The man in the suit stepped forward. “I’m an attorney with Island Memorial. Your husband’s been implicated in the death Daphne Fischer.”

“I’m aware of that,” she said. “But he’s in a coma. One, I’ve been told, he won’t recover from. It’s his right to request a DNR designation.”

“Do you have documentation of this request?” the lawyer asked.

“We hadn’t yet created our living wills,” she said. “But I’ll declare it under oath. That was his intention.”

“You can see how this looks, Mrs. Turnbull,” the lawyer said.

“It’s Pete,” she said. “Millie Poppy Pete. Always has been.”

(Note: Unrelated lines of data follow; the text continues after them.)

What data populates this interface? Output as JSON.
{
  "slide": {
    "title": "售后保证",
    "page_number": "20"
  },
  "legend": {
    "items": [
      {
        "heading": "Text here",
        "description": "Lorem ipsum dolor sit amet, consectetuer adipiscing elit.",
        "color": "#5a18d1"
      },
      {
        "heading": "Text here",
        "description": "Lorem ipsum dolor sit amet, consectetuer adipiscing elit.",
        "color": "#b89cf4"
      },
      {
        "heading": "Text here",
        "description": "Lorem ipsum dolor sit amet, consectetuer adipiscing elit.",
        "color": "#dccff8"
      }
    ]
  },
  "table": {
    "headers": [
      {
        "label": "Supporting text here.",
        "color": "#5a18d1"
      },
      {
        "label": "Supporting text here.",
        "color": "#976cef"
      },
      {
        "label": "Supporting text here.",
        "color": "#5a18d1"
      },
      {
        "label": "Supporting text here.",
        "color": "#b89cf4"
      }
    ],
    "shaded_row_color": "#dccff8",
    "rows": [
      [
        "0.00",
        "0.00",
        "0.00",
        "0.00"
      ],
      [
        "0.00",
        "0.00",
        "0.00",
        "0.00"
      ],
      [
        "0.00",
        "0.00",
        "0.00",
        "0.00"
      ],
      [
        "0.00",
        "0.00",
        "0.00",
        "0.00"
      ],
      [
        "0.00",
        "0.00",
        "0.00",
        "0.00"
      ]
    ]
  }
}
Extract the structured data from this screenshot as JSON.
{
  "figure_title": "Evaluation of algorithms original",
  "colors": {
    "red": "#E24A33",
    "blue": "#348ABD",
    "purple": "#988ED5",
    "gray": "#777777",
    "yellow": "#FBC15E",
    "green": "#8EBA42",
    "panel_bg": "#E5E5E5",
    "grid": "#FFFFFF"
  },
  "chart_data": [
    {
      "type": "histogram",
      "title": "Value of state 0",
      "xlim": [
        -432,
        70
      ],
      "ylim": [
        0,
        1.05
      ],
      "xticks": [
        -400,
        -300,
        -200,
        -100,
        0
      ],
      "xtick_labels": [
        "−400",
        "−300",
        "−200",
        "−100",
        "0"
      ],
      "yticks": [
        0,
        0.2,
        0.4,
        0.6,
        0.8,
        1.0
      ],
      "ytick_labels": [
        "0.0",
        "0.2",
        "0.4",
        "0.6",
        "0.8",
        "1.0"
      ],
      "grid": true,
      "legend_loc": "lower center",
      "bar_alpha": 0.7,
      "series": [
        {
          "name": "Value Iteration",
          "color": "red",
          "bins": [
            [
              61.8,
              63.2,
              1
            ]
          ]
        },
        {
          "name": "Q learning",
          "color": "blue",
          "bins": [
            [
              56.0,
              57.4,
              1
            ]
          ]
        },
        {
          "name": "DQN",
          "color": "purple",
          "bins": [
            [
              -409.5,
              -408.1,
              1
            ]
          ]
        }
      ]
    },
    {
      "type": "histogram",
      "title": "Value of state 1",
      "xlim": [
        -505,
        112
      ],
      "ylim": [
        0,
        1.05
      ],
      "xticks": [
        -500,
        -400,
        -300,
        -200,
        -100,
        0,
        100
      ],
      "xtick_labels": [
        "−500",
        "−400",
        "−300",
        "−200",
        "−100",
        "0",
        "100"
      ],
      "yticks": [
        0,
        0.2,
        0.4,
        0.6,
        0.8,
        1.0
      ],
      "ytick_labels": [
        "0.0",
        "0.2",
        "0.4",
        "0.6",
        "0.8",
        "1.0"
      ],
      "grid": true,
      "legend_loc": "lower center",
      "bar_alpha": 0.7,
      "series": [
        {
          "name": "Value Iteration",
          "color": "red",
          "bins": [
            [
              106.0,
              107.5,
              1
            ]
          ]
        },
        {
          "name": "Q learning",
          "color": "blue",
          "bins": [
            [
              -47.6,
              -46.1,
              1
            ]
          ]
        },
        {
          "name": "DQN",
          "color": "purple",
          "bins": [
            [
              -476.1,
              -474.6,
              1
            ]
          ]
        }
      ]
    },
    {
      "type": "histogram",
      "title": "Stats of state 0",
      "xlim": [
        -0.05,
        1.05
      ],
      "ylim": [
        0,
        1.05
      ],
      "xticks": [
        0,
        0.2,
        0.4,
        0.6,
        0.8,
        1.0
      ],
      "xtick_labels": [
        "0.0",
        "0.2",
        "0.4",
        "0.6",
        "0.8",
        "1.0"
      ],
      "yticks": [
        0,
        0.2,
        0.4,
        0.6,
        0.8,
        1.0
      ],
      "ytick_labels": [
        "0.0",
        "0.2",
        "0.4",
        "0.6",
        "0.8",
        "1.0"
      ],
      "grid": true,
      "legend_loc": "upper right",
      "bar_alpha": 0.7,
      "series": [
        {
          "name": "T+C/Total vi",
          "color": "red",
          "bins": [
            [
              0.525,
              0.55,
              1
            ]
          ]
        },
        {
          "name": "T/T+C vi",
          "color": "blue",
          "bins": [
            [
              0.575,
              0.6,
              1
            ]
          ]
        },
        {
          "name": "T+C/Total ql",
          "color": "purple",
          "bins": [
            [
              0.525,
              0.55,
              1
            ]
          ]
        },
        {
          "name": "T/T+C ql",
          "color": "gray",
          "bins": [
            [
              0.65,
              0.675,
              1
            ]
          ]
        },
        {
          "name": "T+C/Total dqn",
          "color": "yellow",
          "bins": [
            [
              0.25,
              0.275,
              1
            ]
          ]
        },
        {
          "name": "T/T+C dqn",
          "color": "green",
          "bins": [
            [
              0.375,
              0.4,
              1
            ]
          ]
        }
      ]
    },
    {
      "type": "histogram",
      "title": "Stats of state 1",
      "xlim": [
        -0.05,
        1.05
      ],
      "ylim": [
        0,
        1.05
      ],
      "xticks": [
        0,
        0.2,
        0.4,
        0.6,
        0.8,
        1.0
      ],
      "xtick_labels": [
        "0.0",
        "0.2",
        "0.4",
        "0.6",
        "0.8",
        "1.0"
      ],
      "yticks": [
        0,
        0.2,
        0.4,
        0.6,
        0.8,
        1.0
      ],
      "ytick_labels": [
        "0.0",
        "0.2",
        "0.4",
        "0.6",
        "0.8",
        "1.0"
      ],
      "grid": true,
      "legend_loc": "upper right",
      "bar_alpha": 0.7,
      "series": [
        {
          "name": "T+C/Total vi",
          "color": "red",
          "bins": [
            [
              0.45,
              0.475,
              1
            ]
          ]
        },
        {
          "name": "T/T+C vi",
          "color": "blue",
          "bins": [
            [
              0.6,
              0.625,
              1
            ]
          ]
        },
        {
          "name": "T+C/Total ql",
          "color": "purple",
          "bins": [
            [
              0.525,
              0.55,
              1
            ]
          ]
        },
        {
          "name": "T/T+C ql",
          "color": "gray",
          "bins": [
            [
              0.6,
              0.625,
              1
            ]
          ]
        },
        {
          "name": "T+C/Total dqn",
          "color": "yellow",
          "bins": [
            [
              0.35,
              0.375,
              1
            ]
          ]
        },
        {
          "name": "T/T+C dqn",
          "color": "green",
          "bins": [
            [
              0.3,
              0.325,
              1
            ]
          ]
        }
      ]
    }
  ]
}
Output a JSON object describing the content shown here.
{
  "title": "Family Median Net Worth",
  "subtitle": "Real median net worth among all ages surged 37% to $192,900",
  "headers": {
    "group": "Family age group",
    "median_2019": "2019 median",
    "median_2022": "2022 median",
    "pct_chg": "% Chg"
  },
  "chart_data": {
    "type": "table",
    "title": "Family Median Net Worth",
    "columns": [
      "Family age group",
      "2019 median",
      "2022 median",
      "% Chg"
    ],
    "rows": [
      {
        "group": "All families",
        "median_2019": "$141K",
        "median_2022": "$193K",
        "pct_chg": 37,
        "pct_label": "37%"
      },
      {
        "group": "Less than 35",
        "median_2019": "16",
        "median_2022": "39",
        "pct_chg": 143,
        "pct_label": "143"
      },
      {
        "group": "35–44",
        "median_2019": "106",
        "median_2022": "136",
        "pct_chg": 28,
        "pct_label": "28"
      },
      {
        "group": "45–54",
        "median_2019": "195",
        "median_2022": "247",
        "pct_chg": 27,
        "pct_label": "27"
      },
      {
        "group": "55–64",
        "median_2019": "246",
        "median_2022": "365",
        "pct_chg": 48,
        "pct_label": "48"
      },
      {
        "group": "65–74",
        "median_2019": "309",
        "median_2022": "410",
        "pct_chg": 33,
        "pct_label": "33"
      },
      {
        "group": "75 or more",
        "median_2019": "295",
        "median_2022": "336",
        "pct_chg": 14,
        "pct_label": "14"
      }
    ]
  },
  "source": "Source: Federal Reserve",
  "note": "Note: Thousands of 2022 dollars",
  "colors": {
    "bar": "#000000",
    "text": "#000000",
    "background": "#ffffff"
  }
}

The doctors looked uncomfortable, but remained silent.

“Okay, then, Ms. Pete,” the lawyer said. “Your husband’s an accessory in the murder of your granddaughter’s friend. His own grandson, now deceased, is also accused. The police notified us moments ago.”

“What are you saying, exactly?” I asked.

“And you are?” he said.

“Elliott Lisbon with the Ballantyne Foundation,” I said. “A close family friend.”

“Perhaps we should discuss this in private,” he said to Millie Poppy.

“Are you implying I want to pull the plug on my husband because he buried a girl in my roses or because I’m the only person left to inherit and I don’t want to wait for him to die on his own?”

“I’m not imply—” the lawyer said.

“How long can he live like this?” Millie Poppy said.

The older doctor cleared his throat. “We can’t be sure. He has minimal brain function.”

“Can he survive without the ventilator?” she asked.

“No, ma’am,” the doctor said. “It’s unlikely.”

“My inheritance is no matter,” Millie Poppy said. “Most of the money is mine, anyway. He’s my husband and I have rights. You cannot simply let him languish because he might also be a criminal.”

“Excuse us a moment.” The three men stepped into the hall to confer.

“Are you doing this for the right reasons?” I whispered to Millie Poppy. “Let the system work. You can’t rush his death.”

“Oh, yes I can,” she said.

The men returned with the older doctor taking lead. “I’m sorry, Mrs. Turnbull, we’ll need to refer this to a judge. You should retain legal counsel.”

“Again, my inheritance is no matter, gentlemen,” she said. “I’m not removing him from life support for personal gain. He’s DNR. You’re the ones with financial motive. How much does it cost to leave him here hooked up?”

“That’s a discussion for another time,” the lawyer said.

“Minimum care, right? Doesn’t cost but a small amount of IV bag changing, take his vitals every so often. Yet, I bet you’ll charge about fifty thousand dollars a day to keep him alive. Against his wishes. Pretty good racket. You’ll make millions. Sounds like you have more motive to keep him alive than I do to sign the DNR.”

“Like I said, you’ll likely want to get yourself an attorney.” The older doctor led the other two out of the room. The door softly swished closed.

“Let him rot,” Millie Poppy said. She grabbed her handbag and walked to the door.

True to her word, she didn’t look back.